LEARNING SELF-SIMILARITY IN SPACE AND TIME AS A GENERALIZED MOTION FOR ACTION RECOGNITION

Abstract

Spatio-temporal convolution often fails to learn motion dynamics in videos and thus an effective motion representation is required for video understanding in the wild. In this paper, we propose a rich and robust motion representation method based on spatio-temporal self-similarity (STSS). Given a sequence of frames, STSS represents each local region as similarities to its neighbors in space and time. By converting appearance features into relational values, it enables the learner to better recognize structural patterns in space and time.
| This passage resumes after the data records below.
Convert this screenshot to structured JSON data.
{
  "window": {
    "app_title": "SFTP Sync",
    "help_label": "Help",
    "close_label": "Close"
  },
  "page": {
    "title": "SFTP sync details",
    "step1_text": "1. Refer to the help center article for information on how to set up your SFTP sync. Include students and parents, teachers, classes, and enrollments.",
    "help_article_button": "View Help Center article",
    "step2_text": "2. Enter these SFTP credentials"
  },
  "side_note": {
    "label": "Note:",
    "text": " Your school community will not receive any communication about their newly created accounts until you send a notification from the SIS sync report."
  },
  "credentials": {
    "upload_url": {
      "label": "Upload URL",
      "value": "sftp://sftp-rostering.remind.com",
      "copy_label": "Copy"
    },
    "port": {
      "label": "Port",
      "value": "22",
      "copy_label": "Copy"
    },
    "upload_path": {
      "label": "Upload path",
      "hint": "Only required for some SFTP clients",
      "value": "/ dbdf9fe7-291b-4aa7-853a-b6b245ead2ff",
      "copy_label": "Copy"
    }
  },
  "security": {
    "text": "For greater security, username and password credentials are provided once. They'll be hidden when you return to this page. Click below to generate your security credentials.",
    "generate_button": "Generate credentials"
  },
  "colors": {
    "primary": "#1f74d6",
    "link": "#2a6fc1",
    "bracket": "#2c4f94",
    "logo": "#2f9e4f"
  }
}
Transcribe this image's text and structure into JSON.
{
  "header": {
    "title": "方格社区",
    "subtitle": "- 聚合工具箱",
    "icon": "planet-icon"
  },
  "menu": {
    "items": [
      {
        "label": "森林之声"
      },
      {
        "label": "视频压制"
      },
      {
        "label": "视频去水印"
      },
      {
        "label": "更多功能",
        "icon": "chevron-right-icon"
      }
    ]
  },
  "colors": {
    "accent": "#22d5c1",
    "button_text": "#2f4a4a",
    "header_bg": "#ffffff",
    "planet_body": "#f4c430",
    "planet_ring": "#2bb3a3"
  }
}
We leverage the whole volume of STSS and let our model learn to extract an effective motion representation from it. The proposed method is implemented as a neural block, dubbed SELFY, that can be easily inserted into neural architectures and learned end-to-end without additional supervision. With a sufficient volume of the neighborhood in space and time, it effectively captures long-term interaction and fast motion in the video, leading to robust action recognition. Our experimental analysis demonstrates its superiority over previous methods for motion modeling as well as its complementarity to spatio-temporal features from direct convolution. On the standard action recognition benchmarks, Something-Something-V1 & V2, Diving-48, and Fine-Gym, the proposed method achieves the state-of-the-art results.

1. INTRODUCTION

Learning spatio-temporal dynamics is the key to video understanding. To this end, extending convolutional neural networks (CNNs) with spatio-temporal convolution has been actively investigated in recent years (Tran et al., 2015; Carreira & Zisserman, 2017; Tran et al., 2018) . The empirical results so far indicate that spatio-temporal convolution alone is not sufficient for grasping the whole picture; it often learns irrelevant context bias rather than motion information (Materzynska et al., 2020) and thus the additional use of optical flow turns out to boost the performance in most cases (Carreira & Zisserman, 2017; Lin et al., 2019) . Motivated by this, recent action recognition methods learn to extract explicit motion, i.e., flow or correspondence, between feature maps of adjacent frames and they improve the performance indeed (Li et al., 2020c; Kwon et al., 2020) . But, is it essential to extract such an explicit form of flows or correspondences? How can we learn a richer and more robust form of motion information for videos in the wild? Figure 1 : Spatio-temporal self-similarity (STSS) representation learning. STSS represents each spatio-temporal position (query) as its similarities (STSS tensor) with its neighbors in space and time (neighborhood). STSS allows to take a generalized, far-sighted view on motion, i.e., both short-term and long-term, both forward and backward, as well as spatial self-motion. Our method learns to extract a rich and effective motion representation from STSS without additional supervision.